My faith has been my shadow all of my life. I find it hard to reach my heart sometimes . . . a lot of the time. Faith for me has been a debate. I’m a Christian in the Annie Lamott school of faith. I simply love Jesus. God, however, I’m not so sure about. Never felt too cozy with him. Doctor Bob at Central Baptist in Anaheim had a lot to do with this, I’m sure.
I loved Bible stories in Sunday school and the songs we sang. I loved the alliteration of “I’ve got the faith that baffled the best of the Buddhist, down in my heart, down in my heart . ..” I didn’t know what a Buddhist was, but all those bs made me giddy. Then occasionally Mom would take me to church, and I’d listen about hell and how I was probably going there because how could I believe enough, be good enough, and what was this thing about Jesus in my heart? I’d pray so much and never felt that rush of assurance or peace I heard people talking about, despite crazy Dr. Bob.
I was a worrier by nature, came by it honestly from two Virgo parents. Since my dad yelled a lot, somehow I think I got him, God, and maybe Fred Flintstone (who reminded me of my dad) all mixed up together. I do have to give Mom credit. When I was really little . . . four? . . . she stormed out of the adult Sunday school after listening to how voting for Kennedy was a bad thing because he was Catholic. She voted for Nixon anyway, but she didn’t like being told what to do by a church. I’ve wondered why she let me continue going there.
I never knew there was another kind of religion until I was much older, a kinder Christianity. I knew there were Jews because my mom’s cousin Juanita married one. Mom was impressed by his manners because when he came to visit once, he made his bed. And we were practically Catholic. My dad was a retired cop from Detroit. Every three months the retired cops who moved to California and Arizona would meet in Garden Grove for the Sunshiner’s Club. This can’t be true, but it seems as though we were the only non-Catholics in the bunch.
When the Sunshiners got together, and during the heyday there might have been sixty retired cops and their wives who came, after the meeting . . . I’m not sure what they did for official business during the meeting . . . the real business came down.

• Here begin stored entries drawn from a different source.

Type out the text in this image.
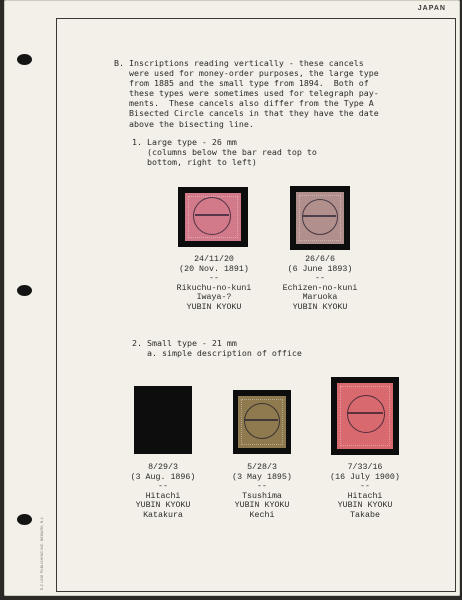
E-Z LINE PUBLISHING INC. NEWARK, N.J.
JAPAN
B. Inscriptions reading vertically - these cancels
were used for money-order purposes, the large type
from 1885 and the small type from 1894.  Both of
these types were sometimes used for telegraph pay-
ments.  These cancels also differ from the Type A
Bisected Circle cancels in that they have the date
above the bisecting line.
1. Large type - 26 mm
(columns below the bar read top to
bottom, right to left)
24/11/20
(20 Nov. 1891)
--
Rikuchu-no-kuni
Iwaya-?
YUBIN KYOKU
26/6/6
(6 June 1893)
--
Echizen-no-kuni
Maruoka
YUBIN KYOKU
2. Small type - 21 mm
a. simple description of office
8/29/3
(3 Aug. 1896)
--
Hitachi
YUBIN KYOKU
Katakura
5/28/3
(3 May 1895)
--
Tsushima
YUBIN KYOKU
Kechi
7/33/16
(16 July 1900)
--
Hitachi
YUBIN KYOKU
Takabe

Lots of poker and drinking. We lived in Anaheim, so the party always ended at our house. I was a “late” child, a surprise. My dad had a vasectomy, and then my mom found out she was pregnant two weeks later. He was almost fifty when I was born. I loved the police parties because I was spoiled rotten at them in the middle of the smoking and drinking and cussing and the quieter talk of the women in the living room. Everyone smoked except my Mom. I sat on laps and took sips of beer.
My parent’s best friends were the McCauleys, an Irish/Italian couple, and the Buyaks, Polish and Mexican. My dad had been a sergeant, Mr. Buyak, a patrolman, and Mr. McCauley, a lieutenant. We rarely ate meat on Fridays because we shared meals so often with them. As mediocre Baptist (and never official ones), we didn’t do grace. But when they came over, they did. “Bless us, O Lord, and these Thy gifts which we are about to receive from Thy bounty, through Christ our Lord. Amen. May the souls of the faithful departed rest in peace. Amen. In the name of the Father, the Son, and the Holy Ghost. Amen.” I heard this prayer more than any other while I grew up.
There were lots of shadows here, as well. I last saw Mr. and Mrs. McCauley, whom I called Aunt Jean and Uncle Gerald when I was sipping from beer cans, a week after Bill and I married. We were in southern California . . . my honeymoon to Mom’s house. Mrs. McCauley was dying. Always a small woman, she had shrunk to the size of a child, trying to breathe. The walls in their house were yellow from tobacco. A true believer in Purgatory, she was terrified to face what she thought was before her.